Seq2seq with Attention
Empirical experience shows that a fixed-length context vector is not able to remember long input sequences, as it tends to forget the earlier parts of the sequence. The attention mechanism was born to resolve this problem.
Consider the example sentence “Where is Wally” which should be translated to its Italian counterpart “Dove è Wally”. Here is how the encoder processes the input word by word, producing three different hidden states.
With Attention, the encoder passes all its hidden states to the decoder instead of passing only the final hidden state.
How does the decoder use the encoder hidden states, as their amount depends on the length of the input sequence? With an Attention mechanism.
Attention produces a single fixed-size context vector from all the encoder hidden states (often with a weighted sum). The weight of each hidden state depends on the input word that the decoder is accepting at the moment, and represents the “attention” that must be given to that context when processing such input word.

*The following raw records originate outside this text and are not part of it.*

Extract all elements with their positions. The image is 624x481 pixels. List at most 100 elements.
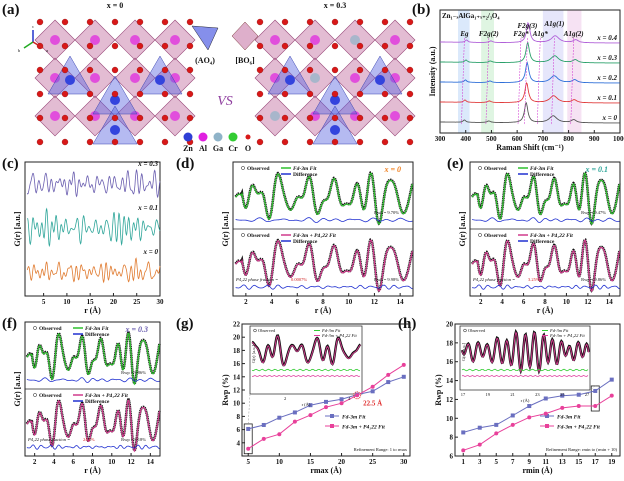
legend-label: Fd-3m + P4₁22 Fit <box>530 233 573 239</box>
oxygen-atom <box>406 114 414 122</box>
fit-line <box>26 332 161 386</box>
oxygen-atom <box>161 114 169 122</box>
bo6-unit-icon <box>231 21 259 51</box>
series-label: x = 0.3 <box>596 54 617 62</box>
oxygen-atom <box>161 42 169 50</box>
x-tick-label: 25 <box>369 458 377 466</box>
oxygen-atom <box>136 138 144 146</box>
oxygen-atom <box>256 66 264 74</box>
rwp-series-line <box>463 395 613 451</box>
phase-fraction-label: P4₁22 phase fraction = <box>27 437 70 442</box>
oxygen-atom <box>111 90 119 98</box>
panel-label: (f) <box>2 316 17 332</box>
rwp-point <box>560 405 565 410</box>
legend-atom-ga <box>213 132 223 142</box>
oxygen-atom <box>61 114 69 122</box>
x-tick-label: 2 <box>33 458 37 466</box>
peak-label: A1g(1) <box>544 20 565 28</box>
peak-label: F2g(3) <box>518 22 538 30</box>
fit-line <box>471 239 621 293</box>
legend-observed-marker <box>478 166 482 170</box>
x-tick-label: 8 <box>543 298 547 306</box>
phase-fraction-value: 3.25% <box>528 277 540 282</box>
peak-marker <box>551 37 555 126</box>
axis-letter: a <box>46 48 48 53</box>
x-tick-label: 12 <box>128 458 136 466</box>
rwp-chart-h <box>454 323 621 457</box>
inset-x-tick: 2 <box>284 396 286 401</box>
oxygen-atom <box>331 138 339 146</box>
rwp-point <box>510 422 515 427</box>
oxygen-atom <box>111 138 119 146</box>
crystal-axes-icon <box>23 30 44 49</box>
oxygen-atom <box>356 90 364 98</box>
y-tick-label: 18 <box>233 347 241 355</box>
inset-pdf-plot <box>459 325 591 391</box>
x-tick-label: 400 <box>460 135 471 143</box>
oxygen-atom <box>306 66 314 74</box>
phase-fraction-value: 24.1% <box>83 437 95 442</box>
b-site-atom <box>130 73 140 83</box>
phase-fraction-value: 0.0007% <box>291 277 307 282</box>
ao4-label: (AO₄) <box>195 56 215 65</box>
structure-title-x0: x = 0 <box>107 1 124 10</box>
oxygen-atom <box>281 114 289 122</box>
legend-observed-marker <box>33 393 37 397</box>
inset-x-tick: 27 <box>585 392 590 397</box>
x-tick-label: 8 <box>321 298 325 306</box>
x-tick-label: 6 <box>522 298 526 306</box>
y-tick-label: 6 <box>450 453 454 461</box>
zoom-connector <box>589 385 596 391</box>
observed-points <box>234 238 414 293</box>
x-tick-label: 19 <box>608 458 616 466</box>
oxygen-atom <box>86 114 94 122</box>
oxygen-atom <box>186 18 194 26</box>
oxygen-atom <box>281 138 289 146</box>
legend-label: Fd-3m + P4₁22 Fit <box>85 393 128 399</box>
legend-atom-al <box>198 132 208 142</box>
oxygen-atom <box>186 114 194 122</box>
rwp-point <box>576 404 581 409</box>
oxygen-atom <box>306 42 314 50</box>
composition-label: x = 0 <box>383 165 401 174</box>
zn-atom <box>375 75 385 85</box>
pdf-fit-chart-e <box>469 161 621 297</box>
x-tick-label: 1000 <box>613 135 624 143</box>
inset-y-label: G(r) [a.u.] <box>251 344 256 363</box>
panel-label: (g) <box>176 316 194 332</box>
rwp-point <box>527 404 532 409</box>
rwp-label: Rwp = 9.86% <box>121 370 146 375</box>
rwp-point <box>461 448 466 453</box>
oxygen-atom <box>36 66 44 74</box>
peak-marker <box>461 37 465 126</box>
b-site-atom <box>50 35 60 45</box>
oxygen-atom <box>61 66 69 74</box>
b-site-atom <box>90 73 100 83</box>
x-tick-label: 4 <box>52 458 56 466</box>
y-tick-label: 16 <box>446 358 454 366</box>
series-label: x = 0.1 <box>596 94 617 102</box>
x-tick-label: 10 <box>108 458 116 466</box>
b-site-atom <box>310 73 320 83</box>
x-tick-label: 4 <box>500 298 504 306</box>
x-axis-label: r (Å) <box>84 306 101 315</box>
x-tick-label: 15 <box>575 458 583 466</box>
legend-atom-zn <box>183 132 193 142</box>
b-site-atom <box>270 35 280 45</box>
x-axis-label: r (Å) <box>315 306 332 315</box>
x-tick-label: 17 <box>592 458 600 466</box>
axes-frame <box>439 9 621 134</box>
rwp-point <box>477 442 482 447</box>
x-tick-label: 4 <box>270 298 274 306</box>
y-axis-label: G(r) [a.u.] <box>221 211 230 246</box>
structure-x0 <box>34 18 196 146</box>
series-label: x = 0.3 <box>137 160 158 168</box>
rwp-point <box>560 393 565 398</box>
inset-diff-p4122 <box>461 374 589 378</box>
inset-fit-line <box>461 331 590 374</box>
oxygen-atom <box>186 66 194 74</box>
peak-label: F2g(2) <box>479 30 499 38</box>
oxygen-atom <box>61 18 69 26</box>
peak-marker <box>570 37 574 126</box>
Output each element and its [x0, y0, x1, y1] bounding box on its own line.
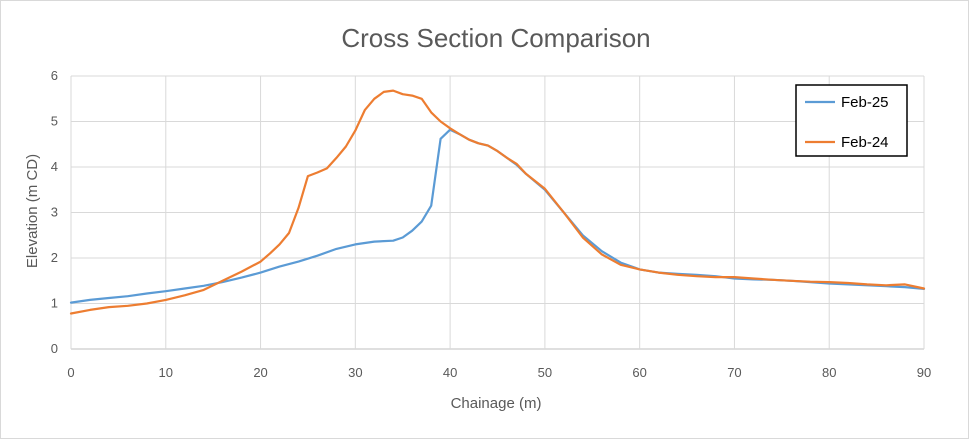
x-tick-label: 20 — [253, 365, 267, 380]
legend-label-feb-24: Feb-24 — [841, 134, 889, 151]
legend-label-feb-25: Feb-25 — [841, 94, 889, 111]
y-tick-label: 6 — [51, 68, 58, 83]
y-tick-label: 1 — [51, 296, 58, 311]
legend-box — [795, 84, 908, 157]
x-tick-label: 10 — [159, 365, 173, 380]
y-tick-label: 3 — [51, 205, 58, 220]
y-tick-label: 0 — [51, 341, 58, 356]
x-axis-ticks: 0 10 20 30 40 50 60 70 80 90 — [67, 365, 931, 380]
y-axis-ticks: 0 1 2 3 4 5 6 — [51, 68, 58, 356]
y-axis-title: Elevation (m CD) — [24, 154, 41, 268]
x-axis-title: Chainage (m) — [451, 395, 542, 412]
x-tick-label: 0 — [67, 365, 74, 380]
legend: Feb-25 Feb-24 — [795, 84, 908, 157]
x-tick-label: 80 — [822, 365, 836, 380]
x-tick-label: 60 — [632, 365, 646, 380]
gridlines — [70, 75, 925, 350]
x-tick-label: 50 — [538, 365, 552, 380]
x-tick-label: 90 — [917, 365, 931, 380]
x-tick-label: 40 — [443, 365, 457, 380]
chart-title: Cross Section Comparison — [341, 23, 650, 53]
series-line-feb-24 — [69, 89, 926, 315]
series-lines — [69, 89, 926, 315]
x-tick-label: 70 — [727, 365, 741, 380]
y-tick-label: 5 — [51, 114, 58, 129]
x-tick-label: 30 — [348, 365, 362, 380]
y-tick-label: 4 — [51, 159, 58, 174]
y-tick-label: 2 — [51, 250, 58, 265]
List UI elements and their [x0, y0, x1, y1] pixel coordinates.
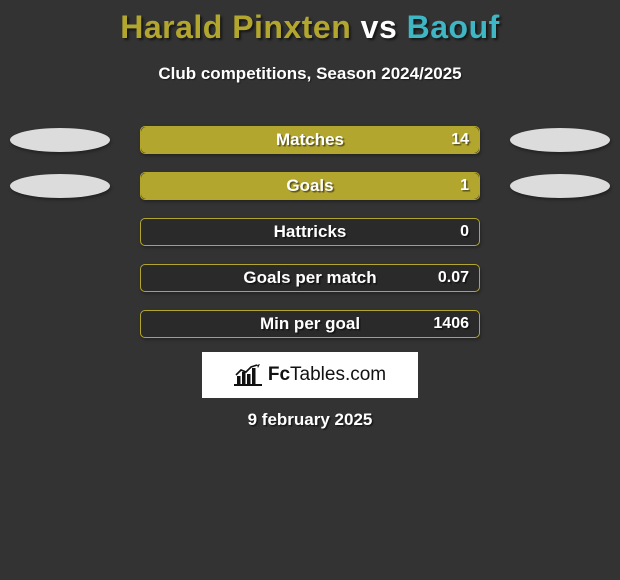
- player1-marker: [10, 128, 110, 152]
- subtitle: Club competitions, Season 2024/2025: [0, 64, 620, 84]
- stat-label: Min per goal: [141, 311, 479, 337]
- stat-row: Min per goal1406: [0, 310, 620, 338]
- stat-bar: Goals1: [140, 172, 480, 200]
- stat-value: 0: [460, 219, 469, 245]
- player2-marker: [510, 174, 610, 198]
- stat-label: Goals per match: [141, 265, 479, 291]
- stat-label: Hattricks: [141, 219, 479, 245]
- stat-value: 1406: [433, 311, 469, 337]
- comparison-title: Harald Pinxten vs Baouf: [0, 0, 620, 46]
- date-label: 9 february 2025: [0, 410, 620, 430]
- stat-value: 1: [460, 173, 469, 199]
- stat-label: Matches: [141, 127, 479, 153]
- stat-row: Matches14: [0, 126, 620, 154]
- stat-label: Goals: [141, 173, 479, 199]
- logo-main: Tables: [290, 364, 345, 385]
- stat-value: 14: [451, 127, 469, 153]
- player2-name: Baouf: [407, 9, 500, 45]
- logo-suffix: .com: [345, 364, 386, 385]
- player2-marker: [510, 128, 610, 152]
- player1-marker: [10, 174, 110, 198]
- stat-bar: Goals per match0.07: [140, 264, 480, 292]
- stat-bar: Hattricks0: [140, 218, 480, 246]
- stat-row: Goals per match0.07: [0, 264, 620, 292]
- stat-row: Hattricks0: [0, 218, 620, 246]
- bar-chart-icon: [234, 364, 262, 386]
- player1-name: Harald Pinxten: [120, 9, 351, 45]
- logo-prefix: Fc: [268, 364, 290, 385]
- stat-row: Goals1: [0, 172, 620, 200]
- stat-bar: Min per goal1406: [140, 310, 480, 338]
- stat-bar: Matches14: [140, 126, 480, 154]
- stats-list: Matches14 Goals1 Hattricks0 Goals per match…: [0, 126, 620, 338]
- logo-text: FcTables.com: [268, 364, 386, 386]
- fctables-logo[interactable]: FcTables.com: [202, 352, 418, 398]
- vs-separator: vs: [361, 9, 398, 45]
- stat-value: 0.07: [438, 265, 469, 291]
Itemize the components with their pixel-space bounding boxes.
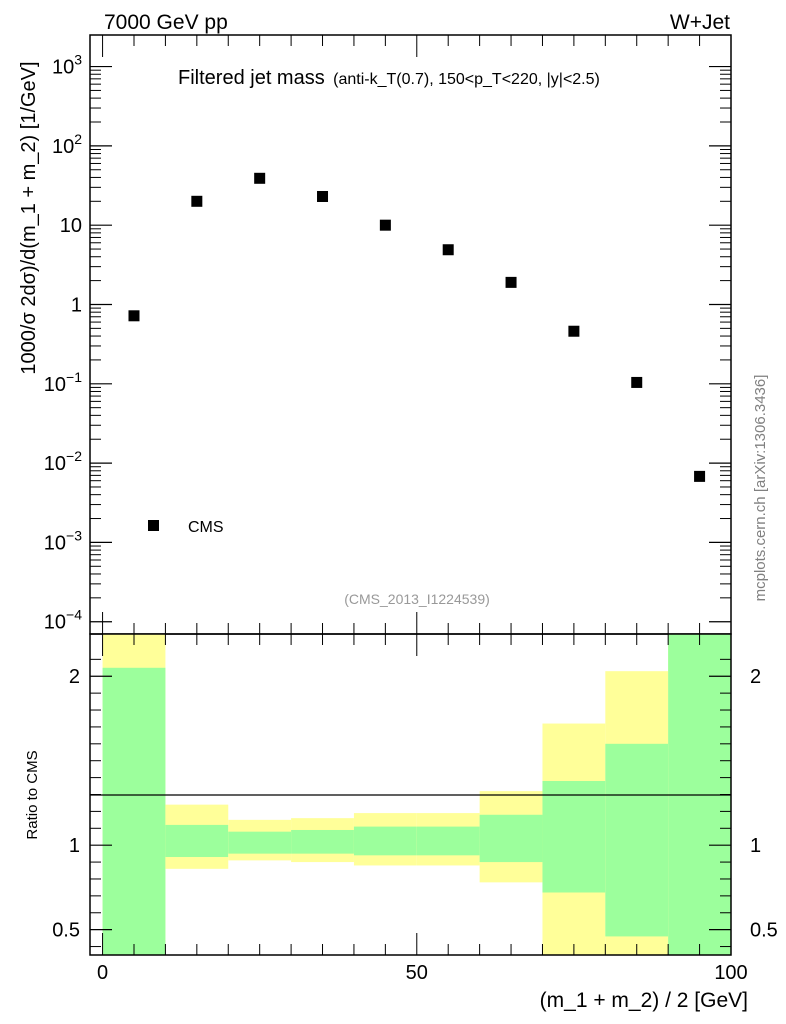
- chart-title-sub: (anti-k_T(0.7), 150<p_T<220, |y|<2.5): [333, 71, 600, 88]
- data-point-6: [505, 276, 517, 288]
- main-y-tick-label: 10: [60, 215, 82, 237]
- ratio-y-tick-label: 0.5: [52, 920, 80, 942]
- ratio-y-tick-label-right: 1: [750, 835, 761, 857]
- ratio-band-inner-3: [291, 829, 354, 854]
- header-left-label: 7000 GeV pp: [104, 11, 228, 34]
- data-point-9: [694, 470, 706, 482]
- data-point-0: [128, 310, 140, 322]
- ratio-band-inner-6: [479, 814, 543, 863]
- ratio-band-inner-8: [605, 743, 669, 937]
- ratio-band-inner-0: [102, 667, 166, 955]
- ratio-band-inner-1: [165, 824, 229, 858]
- main-x-ticks: [102, 35, 732, 634]
- x-tick-label: 100: [714, 962, 747, 984]
- header-right-label: W+Jet: [670, 11, 730, 34]
- main-frame: [89, 34, 732, 635]
- analysis-id-label: (CMS_2013_I1224539): [344, 591, 490, 607]
- main-y-tick-label: 102: [52, 131, 82, 158]
- ratio-band-inner-7: [542, 780, 606, 893]
- ratio-panel: 0 50 1000.5 0.51 12 2 Ratio to CMS (m_1 + m_2…: [24, 633, 778, 1012]
- legend: CMS: [148, 519, 224, 536]
- ratio-y-tick-label-right: 0.5: [750, 920, 778, 942]
- main-y-tick-label: 1: [71, 294, 82, 316]
- x-tick-label: 0: [97, 962, 108, 984]
- x-tick-label: 50: [406, 962, 428, 984]
- main-panel: 10−4 10−3 10−2 10−1 1 10 102 103 Filtered jet m…: [18, 34, 732, 635]
- ratio-ticks: 0 50 1000.5 0.51 12 2: [52, 634, 778, 984]
- main-y-tick-label: 103: [52, 52, 82, 79]
- data-point-3: [317, 190, 329, 202]
- main-y-tick-label: 10−4: [44, 607, 82, 634]
- chart-title-main: Filtered jet mass: [178, 67, 325, 89]
- data-points: [128, 172, 706, 482]
- data-point-8: [631, 376, 643, 388]
- main-y-tick-label: 10−3: [44, 527, 82, 554]
- ratio-band-inner-4: [353, 826, 417, 856]
- x-axis-label: (m_1 + m_2) / 2 [GeV]: [540, 989, 748, 1012]
- data-point-7: [568, 325, 580, 337]
- main-y-axis-label: 1000/σ 2dσ)/d(m_1 + m_2) [1/GeV]: [18, 61, 40, 374]
- ratio-y-tick-label: 2: [69, 666, 80, 688]
- legend-label: CMS: [188, 519, 224, 536]
- ratio-y-tick-label-right: 2: [750, 666, 761, 688]
- data-point-5: [442, 244, 454, 256]
- main-y-ticks: 10−4 10−3 10−2 10−1 1 10 102 103: [44, 52, 731, 634]
- data-point-2: [254, 172, 266, 184]
- ratio-y-tick-label: 1: [69, 835, 80, 857]
- data-point-4: [379, 219, 391, 231]
- ratio-bands: [102, 634, 731, 955]
- ratio-band-inner-2: [228, 831, 292, 854]
- chart-title: Filtered jet mass (anti-k_T(0.7), 150<p_…: [178, 67, 600, 89]
- ratio-band-inner-5: [416, 826, 480, 856]
- side-watermark: mcplots.cern.ch [arXiv:1306.3436]: [752, 375, 769, 602]
- main-y-tick-label: 10−1: [44, 369, 82, 396]
- data-point-1: [191, 195, 203, 207]
- ratio-y-axis-label: Ratio to CMS: [24, 750, 41, 839]
- main-y-tick-label: 10−2: [44, 448, 82, 475]
- ratio-frame: [89, 633, 732, 956]
- legend-marker: [148, 520, 159, 531]
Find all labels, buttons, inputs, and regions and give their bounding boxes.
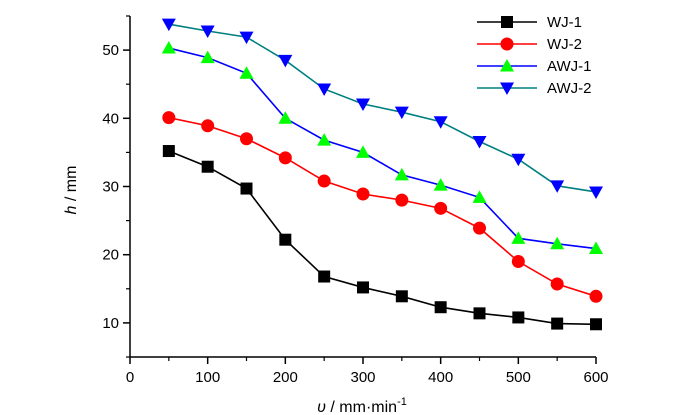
legend-entry: AWJ-1 [477,58,591,75]
data-point [512,311,525,324]
x-tick-label: 100 [195,369,220,386]
data-point [394,106,409,120]
axes: 0 100 200 300 400 500 600 10 20 30 40 50 [102,15,609,386]
y-axis-label: h / mm [63,166,80,215]
x-axis-unit: / mm·min [326,399,397,415]
series-line [168,47,597,250]
legend-label: WJ-1 [547,14,582,31]
legend: WJ-1 WJ-2 AWJ-1 AWJ-2 [477,14,591,97]
data-point [589,289,603,303]
data-point [511,153,526,167]
y-axis-unit: / mm [63,166,80,206]
x-axis-unit-exponent: -1 [397,396,407,408]
data-point [278,151,292,165]
data-point [240,132,253,146]
legend-label: AWJ-1 [547,58,591,75]
data-point [201,119,215,133]
legend-label: WJ-2 [547,36,582,53]
x-tick-label: 500 [506,369,531,386]
x-axis-label: υ / mm·min-1 [317,396,407,415]
data-point [550,236,565,250]
legend-marker [501,16,513,28]
y-axis-variable: h [63,205,80,214]
legend-entry: WJ-1 [477,14,582,31]
data-point [395,193,409,207]
data-point [511,255,525,269]
data-point [356,187,370,201]
data-point [240,182,253,195]
data-point [278,111,293,124]
data-point [317,133,332,146]
data-point [356,145,370,158]
data-point [473,307,486,320]
x-tick-label: 300 [350,369,375,386]
y-tick-label: 30 [102,179,119,196]
series-line [168,23,597,193]
data-point [511,231,526,244]
x-tick-label: 400 [428,369,453,386]
legend-label: AWJ-2 [547,80,591,97]
legend-entry: WJ-2 [477,36,582,53]
x-tick-label: 0 [126,369,134,386]
data-point [551,317,564,330]
data-point [550,180,565,193]
legend-entry: AWJ-2 [477,80,591,97]
data-point [201,160,214,173]
series-line [168,150,597,326]
data-point [550,277,564,291]
data-point [318,270,331,283]
data-point [239,31,254,45]
data-point [317,83,332,96]
series-layer [161,18,603,331]
data-point [278,54,293,68]
data-point [161,41,176,54]
data-point [162,145,175,158]
data-point [239,66,254,79]
data-point [200,50,215,64]
data-point [433,116,448,129]
series-wj-1 [162,145,602,331]
series-line [168,116,597,298]
y-tick-label: 40 [102,110,119,127]
x-tick-label: 600 [583,369,608,386]
data-point [473,221,486,235]
y-tick-label: 10 [102,315,119,332]
data-point [589,186,603,199]
data-point [395,290,408,303]
x-axis-variable: υ [317,399,326,415]
y-tick-label: 20 [102,247,119,264]
data-point [589,241,603,255]
data-point [357,281,369,294]
series-awj-1 [161,41,603,255]
data-point [317,174,331,188]
data-point [434,201,448,215]
data-point [200,25,215,39]
data-point [356,98,370,111]
data-point [433,178,448,191]
series-wj-2 [162,111,603,303]
x-tick-label: 200 [273,369,298,386]
data-point [434,301,447,314]
series-awj-2 [161,18,603,199]
legend-marker [500,59,514,72]
legend-marker [500,37,514,51]
data-point [161,18,176,32]
data-point [394,167,409,181]
data-point [472,135,487,149]
y-tick-label: 50 [102,42,119,59]
data-point [162,111,176,125]
data-point [590,318,602,331]
legend-marker [500,82,514,95]
data-point [472,190,487,203]
data-point [279,233,292,246]
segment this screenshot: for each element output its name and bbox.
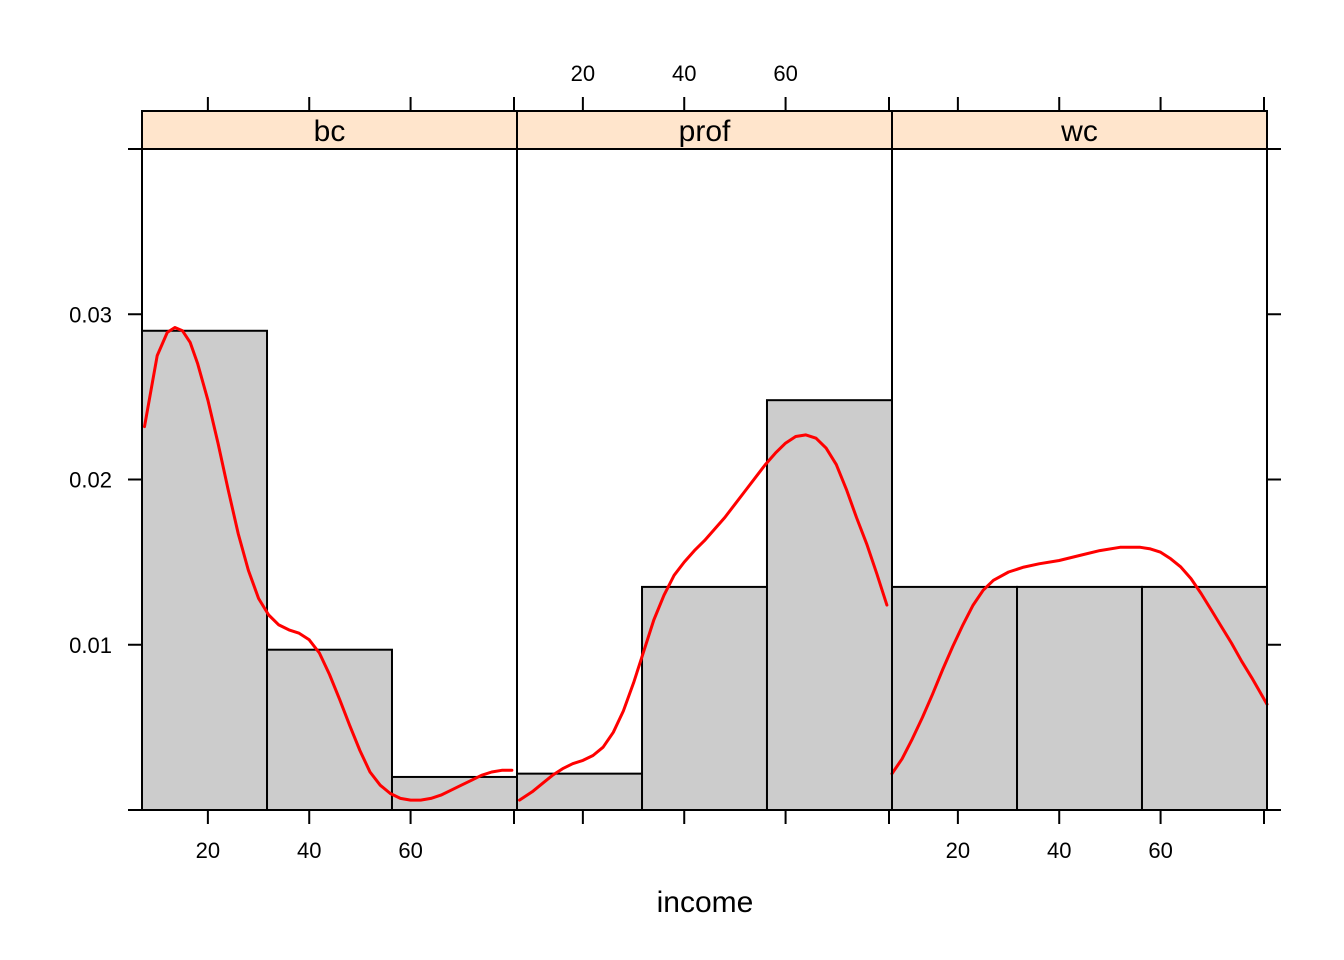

Abstracting from the encoder-decoder architecture, an Attention mechanism tries to condense a list of hidden states into a single context vector, also taking into account what word is the model translating at the moment.
Seq2seq with Global Attention
Global Attention is an Attention mechanism that considers all the hidden states in creating the context vector.
It does so by performing a weighted sum, where each specific weight is computed by a feedforward NN taking into account its specific hidden state and what word is the model translating at the moment.
Seq2seq with Local Attention
When Global Attention is applied, a lot of computation occurs. This is because all the hidden states must be taken into consideration, concatenated into a matrix, and processed by a NN to compute their weights.
Can we reduce the number of computations, without sacrificing quality? Yes, with Local Attention!
Local Attention is an Attention mechanism that considers only a subset of all the hidden states in creating the context vector. The subset can be obtained in many different ways, such as with Monotonic Alignment and Predictive Alignment.
Seq2seq with Monotonic Alignment Local Attention
Monotonic Alignment Local Attention selects the subset of hidden states by keeping only the hidden states closer to the current translation step.
For example, if we are translating a five-word sentence like “Where is the red car”, at the third translation step we may consider only the hidden states produced when the encoder processed words from the second to the fourth.
Seq2seq with Predictive Alignment Local Attention
Predictive Alignment Local Attention selects the subset of hidden states by keeping only the hidden states closer to a predicted position, taking into account what word is the model translating at the moment.
For example, if we are translating a five-word sentence like “Where is the red car”, at the third translation step we may consider only the hidden states produced when the encoder processed words from the third to the fifth, because a NN predicted that the hidden states near the fourth may be important.
Attention matrices of different types of Attention mechanisms
The hidden states considered at each translation step can be visualized with matrices, where a cell is colored if the hidden state produced when processing the word on the left has been used when decoding the word on the top.
Note that:
- Global Attention considers all the hidden states at each translation step.
- Local Attention with Monotonic Alignment is similar to a diagonal matrix, without irregularities.
- Local Attention with Predictive Alignment is often similar to a diagonal matrix but presents some irregularities as important hidden states are predicted at each translation step.